PSM-Est a été officiellement créée il y a 2 ans, elle regroupe des membres habitants l’Alsace-Lorraine. Mais officieusement, l’âme et l’esprit de PSM-EST existe depuis bien des années et ses principales activités concernaient principalement les villes de Mulhouse, Strasbourg, Metz et Nancy.
Des rencontres spirituelles au travail associatif, chaque ville a pu se faire une expérience appréciée maintenant par de nombreux musulmans et non-musulmans. Il est donc apparu nécessaire de mettre en osmose toutes ces forces vives, afin d’avoir une vision plus large, plus équilibrée et surtout compléter nos qualités respectives afin d’offrir la plénitude de notre Message.
L’expérience du séjour de formation à Niederbronn a fait prendre conscience à chacun(e) combien l’union de nos pensées et de nos actions serait bénéfique aux musulmans et au reste de la société. L’avenir est prometteur et les actions régionales prévues pour l’année prochaine vont dans le sens de l’ouverture et de la responsabilité.
2) Vous vivez dans une région particulière de par son histoire. Comment la communauté musulmane vit dans cette région et quelles ont été les répercussions de la loi anti-foulard vis-à-vis du statut particulier dont jouit cette région?
L’histoire de l’Alsace-Moselle est particulière de par le concordat, mais il ne reconnaît, sur le terrain, que les cultes chrétien et juif. Actuellement, un élu Maire de Woippy a relancé le débat et veut que l’on reconnaisse le culte musulman et qu’il soit financé au même titre que les autres cultes. D’autres sont d’accord à condition que les imams soient formés en France.
Quant aux réactions suite à cette loi injuste, elles ont été les mêmes que dans le reste de la France, c’est-à-dire des manifestations et interviews avec des élèves et des responsables de la communauté musulmane. Au sein de la communauté, l’évènement a quelquefois été appréhendé de façon impulsive chez les élèves et avec beaucoup de légèreté par l’Etat. Ainsi, beaucoup d’élèves portant le foulard sont aujourd’hui laissées à elles-mêmes et ne sont soutenues que par des individus.

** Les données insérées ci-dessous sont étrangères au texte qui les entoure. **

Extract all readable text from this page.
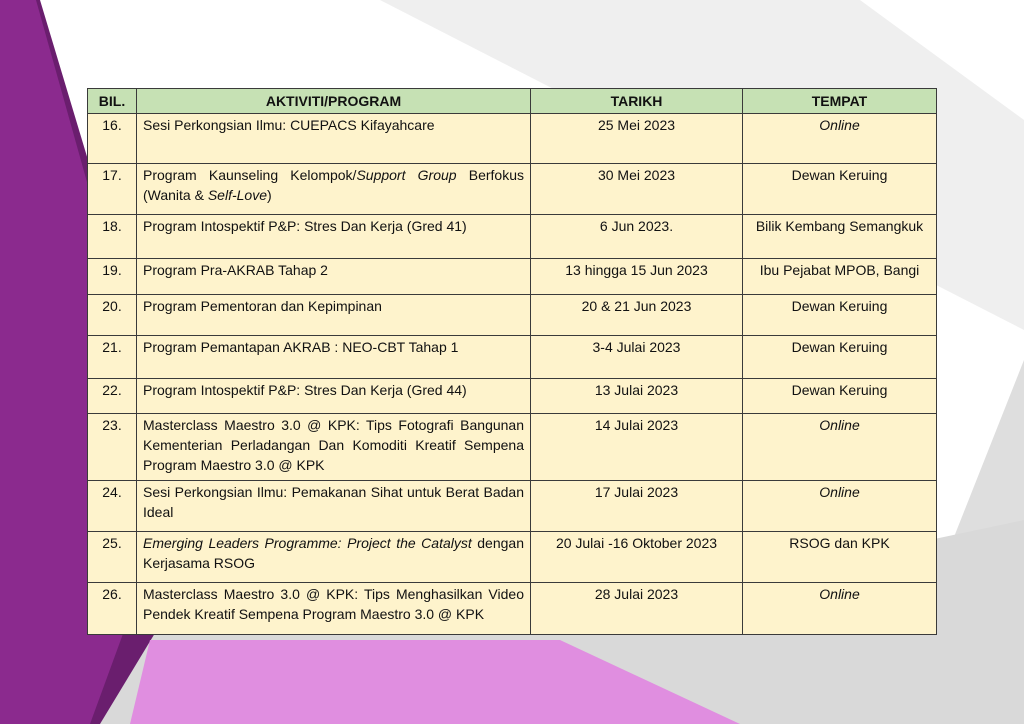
BIL.	AKTIVITI/PROGRAM	TARIKH	TEMPAT
16.	Sesi Perkongsian Ilmu: CUEPACS Kifayahcare	25 Mei 2023	Online
17.	Program Kaunseling Kelompok/Support Group Berfokus (Wanita & Self-Love)	30 Mei 2023	Dewan Keruing
18.	Program Intospektif P&P: Stres Dan Kerja (Gred 41)	6 Jun 2023.	Bilik Kembang Semangkuk
19.	Program Pra-AKRAB Tahap 2	13 hingga 15 Jun 2023	Ibu Pejabat MPOB, Bangi
20.	Program Pementoran dan Kepimpinan	20 & 21 Jun 2023	Dewan Keruing
21.	Program Pemantapan AKRAB : NEO-CBT Tahap 1	3-4 Julai 2023	Dewan Keruing
22.	Program Intospektif P&P: Stres Dan Kerja (Gred 44)	13 Julai 2023	Dewan Keruing
23.	Masterclass Maestro 3.0 @ KPK: Tips Fotografi Bangunan Kementerian Perladangan Dan Komoditi Kreatif Sempena Program Maestro 3.0 @ KPK	14 Julai 2023	Online
24.	Sesi Perkongsian Ilmu: Pemakanan Sihat untuk Berat Badan Ideal	17 Julai 2023	Online
25.	Emerging Leaders Programme: Project the Catalyst dengan Kerjasama RSOG	20 Julai -16 Oktober 2023	RSOG dan KPK
26.	Masterclass Maestro 3.0 @ KPK: Tips Menghasilkan Video Pendek Kreatif Sempena Program Maestro 3.0 @ KPK	28 Julai 2023	Online
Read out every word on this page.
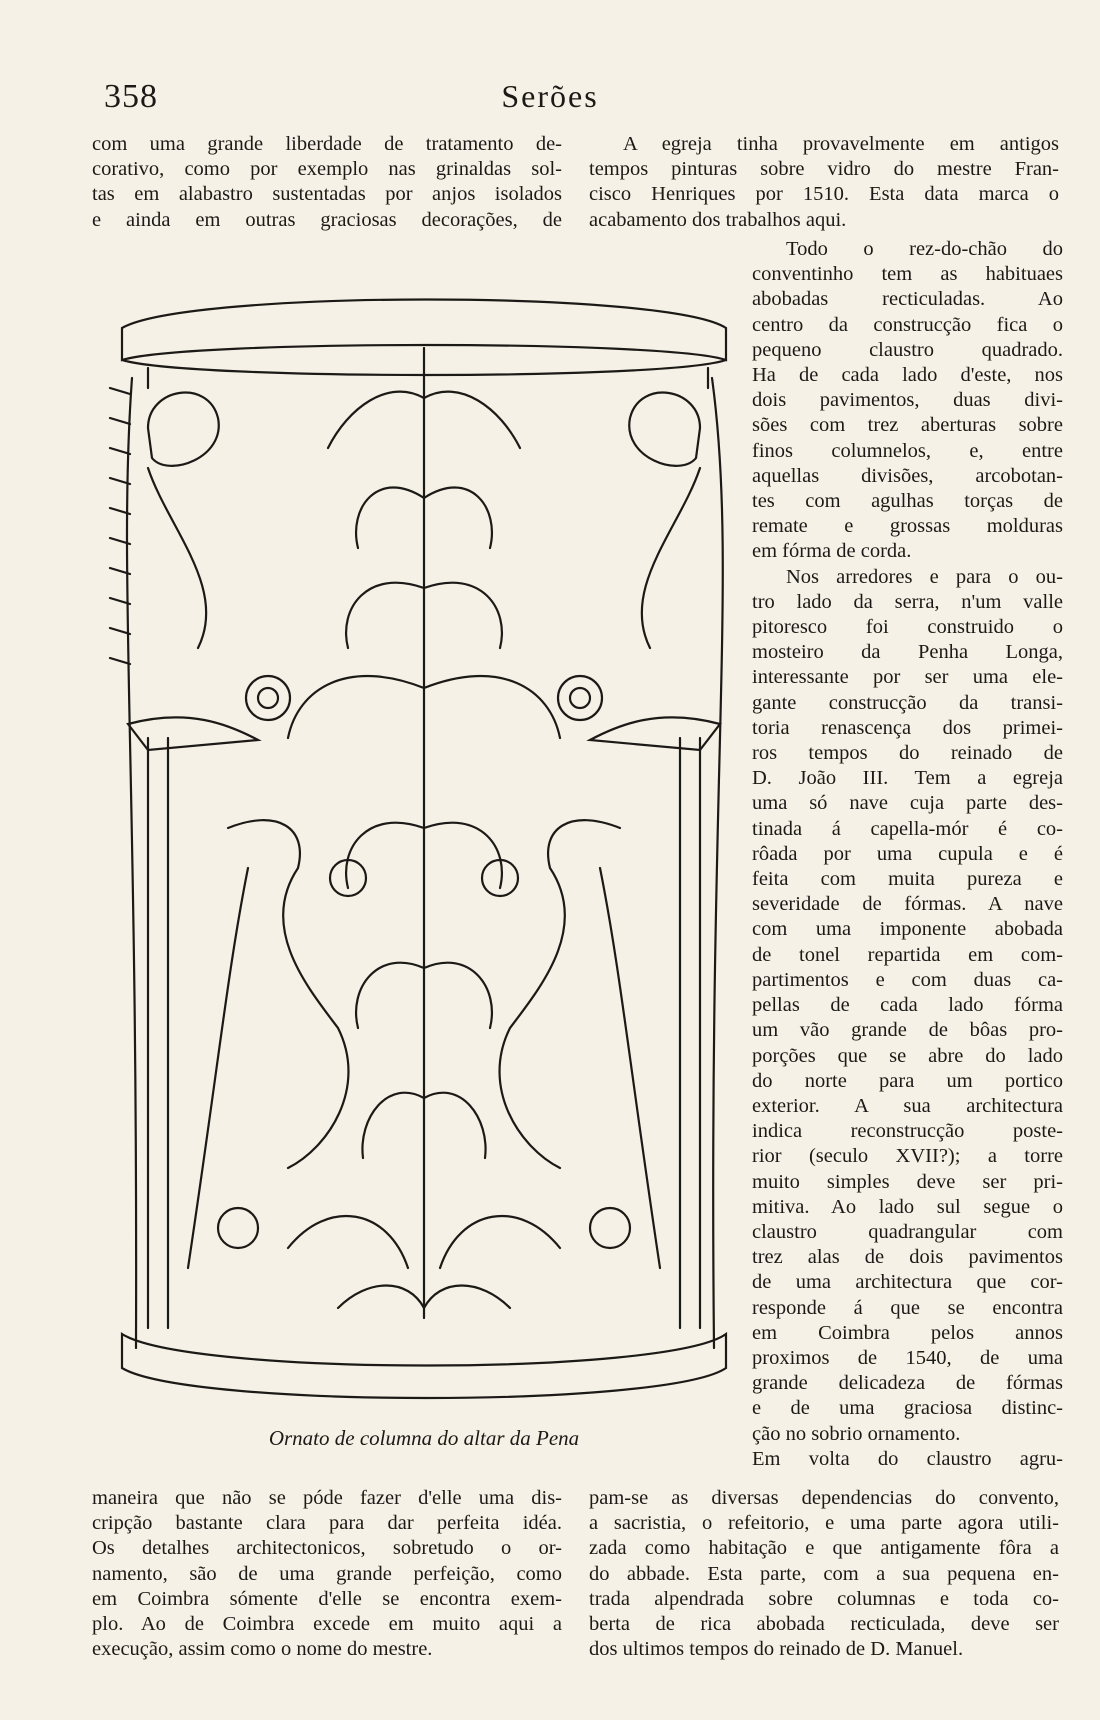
358	Serões
com uma grande liberdade de tratamento de-
corativo, como por exemplo nas grinaldas sol-
tas em alabastro sustentadas por anjos isolados
e ainda em outras graciosas decorações, de
A egreja tinha provavelmente em antigos
tempos pinturas sobre vidro do mestre Fran-
cisco Henriques por 1510. Esta data marca o
acabamento dos trabalhos aqui.
Todo o rez-do-chão do
conventinho tem as habituaes
abobadas recticuladas. Ao
centro da construcção fica o
pequeno claustro quadrado.
Ha de cada lado d'este, nos
dois pavimentos, duas divi-
sões com trez aberturas sobre
finos columnelos, e, entre
aquellas divisões, arcobotan-
tes com agulhas torças de
remate e grossas molduras
em fórma de corda.
Nos arredores e para o ou-
tro lado da serra, n'um valle
pitoresco foi construido o
mosteiro da Penha Longa,
interessante por ser uma ele-
gante construcção da transi-
toria renascença dos primei-
ros tempos do reinado de
D. João III. Tem a egreja
uma só nave cuja parte des-
tinada á capella-mór é co-
rôada por uma cupula e é
feita com muita pureza e
severidade de fórmas. A nave
com uma imponente abobada
de tonel repartida em com-
partimentos e com duas ca-
pellas de cada lado fórma
um vão grande de bôas pro-
porções que se abre do lado
do norte para um portico
exterior. A sua architectura
indica reconstrucção poste-
rior (seculo XVII?); a torre
muito simples deve ser pri-
mitiva. Ao lado sul segue o
claustro quadrangular com
trez alas de dois pavimentos
de uma architectura que cor-
responde á que se encontra
em Coimbra pelos annos
proximos de 1540, de uma
grande delicadeza de fórmas
e de uma graciosa distinc-
ção no sobrio ornamento.
Em volta do claustro agru-
Ornato de columna do altar da Pena
maneira que não se póde fazer d'elle uma dis-
cripção bastante clara para dar perfeita idéa.
Os detalhes architectonicos, sobretudo o or-
namento, são de uma grande perfeição, como
em Coimbra sómente d'elle se encontra exem-
plo. Ao de Coimbra excede em muito aqui a
execução, assim como o nome do mestre.
pam-se as diversas dependencias do convento,
a sacristia, o refeitorio, e uma parte agora utili-
zada como habitação e que antigamente fôra a
do abbade. Esta parte, com a sua pequena en-
trada alpendrada sobre columnas e toda co-
berta de rica abobada recticulada, deve ser
dos ultimos tempos do reinado de D. Manuel.
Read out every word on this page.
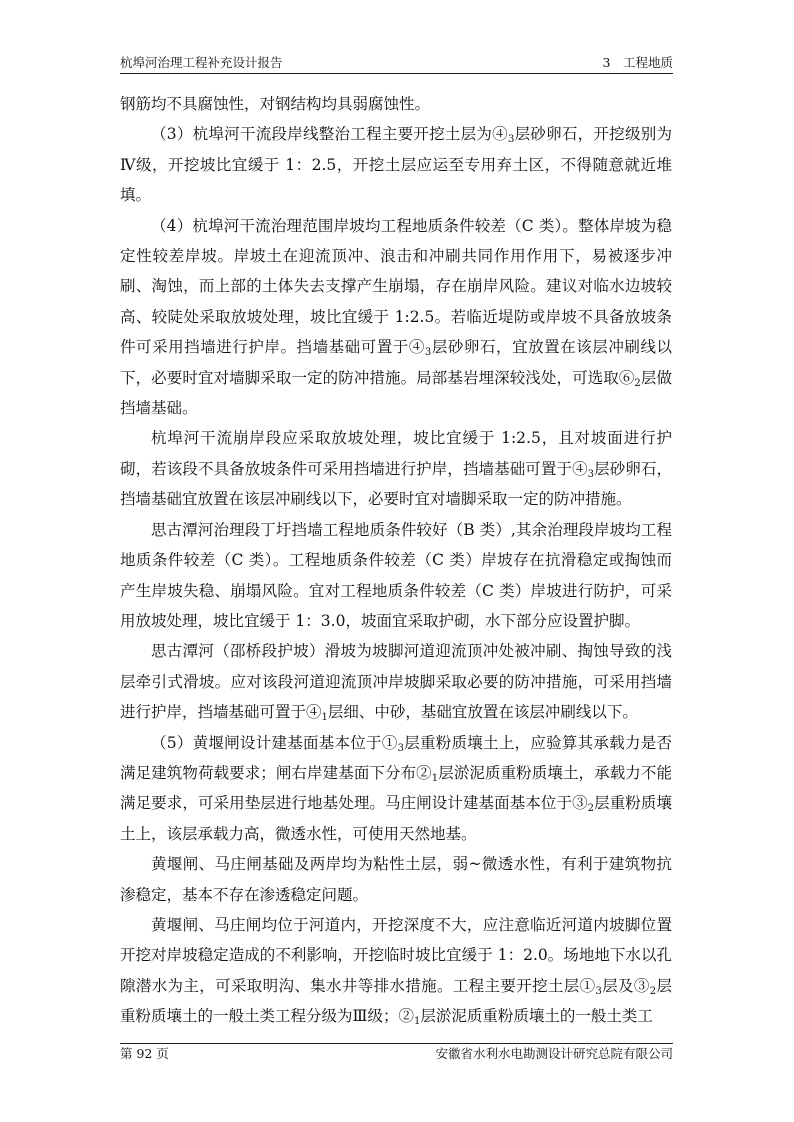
杭埠河治理工程补充设计报告	3　工程地质

钢筋均不具腐蚀性，对钢结构均具弱腐蚀性。

（3）杭埠河干流段岸线整治工程主要开挖土层为$④_3$层砂卵石，开挖级别为Ⅳ级，开挖坡比宜缓于 1：2.5，开挖土层应运至专用弃土区，不得随意就近堆填。

（4）杭埠河干流治理范围岸坡均工程地质条件较差（C 类）。整体岸坡为稳定性较差岸坡。岸坡土在迎流顶冲、浪击和冲刷共同作用作用下，易被逐步冲刷、淘蚀，而上部的土体失去支撑产生崩塌，存在崩岸风险。建议对临水边坡较高、较陡处采取放坡处理，坡比宜缓于 1:2.5。若临近堤防或岸坡不具备放坡条件可采用挡墙进行护岸。挡墙基础可置于$④_3$层砂卵石，宜放置在该层冲刷线以下，必要时宜对墙脚采取一定的防冲措施。局部基岩埋深较浅处，可选取$⑥_2$层做挡墙基础。

杭埠河干流崩岸段应采取放坡处理，坡比宜缓于 1:2.5，且对坡面进行护砌，若该段不具备放坡条件可采用挡墙进行护岸，挡墙基础可置于$④_3$层砂卵石，挡墙基础宜放置在该层冲刷线以下，必要时宜对墙脚采取一定的防冲措施。

思古潭河治理段丁圩挡墙工程地质条件较好（B 类）,其余治理段岸坡均工程地质条件较差（C 类）。工程地质条件较差（C 类）岸坡存在抗滑稳定或掏蚀而产生岸坡失稳、崩塌风险。宜对工程地质条件较差（C 类）岸坡进行防护，可采用放坡处理，坡比宜缓于 1：3.0，坡面宜采取护砌，水下部分应设置护脚。

思古潭河（邵桥段护坡）滑坡为坡脚河道迎流顶冲处被冲刷、掏蚀导致的浅层牵引式滑坡。应对该段河道迎流顶冲岸坡脚采取必要的防冲措施，可采用挡墙进行护岸，挡墙基础可置于$④_1$层细、中砂，基础宜放置在该层冲刷线以下。

（5）黄堰闸设计建基面基本位于$①_3$层重粉质壤土上，应验算其承载力是否满足建筑物荷载要求；闸右岸建基面下分布$②_1$层淤泥质重粉质壤土，承载力不能满足要求，可采用垫层进行地基处理。马庄闸设计建基面基本位于$③_2$层重粉质壤土上，该层承载力高，微透水性，可使用天然地基。

黄堰闸、马庄闸基础及两岸均为粘性土层，弱~微透水性，有利于建筑物抗渗稳定，基本不存在渗透稳定问题。

黄堰闸、马庄闸均位于河道内，开挖深度不大，应注意临近河道内坡脚位置开挖对岸坡稳定造成的不利影响，开挖临时坡比宜缓于 1：2.0。场地地下水以孔隙潜水为主，可采取明沟、集水井等排水措施。工程主要开挖土层$①_3$层及$③_2$层重粉质壤土的一般土类工程分级为Ⅲ级；$②_1$层淤泥质重粉质壤土的一般土类工

第 92 页	安徽省水利水电勘测设计研究总院有限公司
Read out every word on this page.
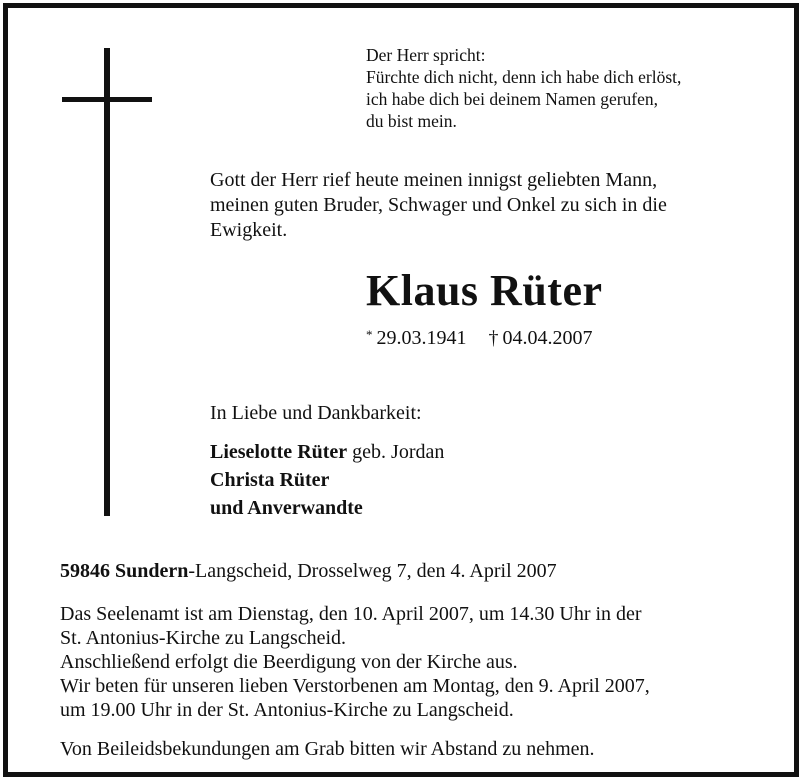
Der Herr spricht:
Fürchte dich nicht, denn ich habe dich erlöst,
ich habe dich bei deinem Namen gerufen,
du bist mein.
Gott der Herr rief heute meinen innigst geliebten Mann,
meinen guten Bruder, Schwager und Onkel zu sich in die
Ewigkeit.
Klaus Rüter
* 29.03.1941 † 04.04.2007
In Liebe und Dankbarkeit:
Lieselotte Rüter geb. Jordan
Christa Rüter
und Anverwandte
59846 Sundern-Langscheid, Drosselweg 7, den 4. April 2007
Das Seelenamt ist am Dienstag, den 10. April 2007, um 14.30 Uhr in der
St. Antonius-Kirche zu Langscheid.
Anschließend erfolgt die Beerdigung von der Kirche aus.
Wir beten für unseren lieben Verstorbenen am Montag, den 9. April 2007,
um 19.00 Uhr in der St. Antonius-Kirche zu Langscheid.
Von Beileidsbekundungen am Grab bitten wir Abstand zu nehmen.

3) A travers vos conférences vous rencontrez beaucoup de jeunes. Comment est perçue la spiritualité par ces jeunes ? Y-a-t-il une réelle attente dans ce domaine ? Et comment pourriez-vous définir l’importance de la spiritualité dans la vie de l’être humain ?
Il faut savoir que par la bénédiction de Dieu, nous vivons une nouvelle ère pour l’humanité, celle de la recherche du sens et les jeunes n’en font pas exception.
Le bilan fait par des philosophes et d’autres dit que ce siècle sera spirituel.
La modernité dans son ensemble ne peut répondre aux questions existentielles pour lesquelles la raison ne suffit pas. Ainsi, les jeunes sont plus que jamais en recherche de vérité. D’autre part, l’Islam connaît un intérêt renouvelé et pas seulement chez les jeunes.
Maintenant, on peut quand même constater une confusion et des difficultés sur la notion de spiritualité. Pour certains, parler de spiritualité c’est faire référence aux derviches tourneurs ou le fait de s’isoler très loin du monde, pour d’autres c’est le fait de cumuler le savoir…
En fait, chacun, selon son vécu et son environnement, se donne une définition de la spiritualité, qui malheureusement n’est pas la plus juste.
L’autre constatation c’est que les jeunes non-musulmans qui entrent en Islam et qui ont déjà une expérience spirituelle, aussi minime soit-elle, se dirige directement vers l’amour de Dieu et ce qui les y rapproche, tandis que les jeunes issus de l’immigration, sûrement à cause des traditions, restent bloquer sur des choses secondaires et futiles.
Mais dans l’ensemble il y a une grande attente chez tout le monde et d’autant plus chez les jeunes.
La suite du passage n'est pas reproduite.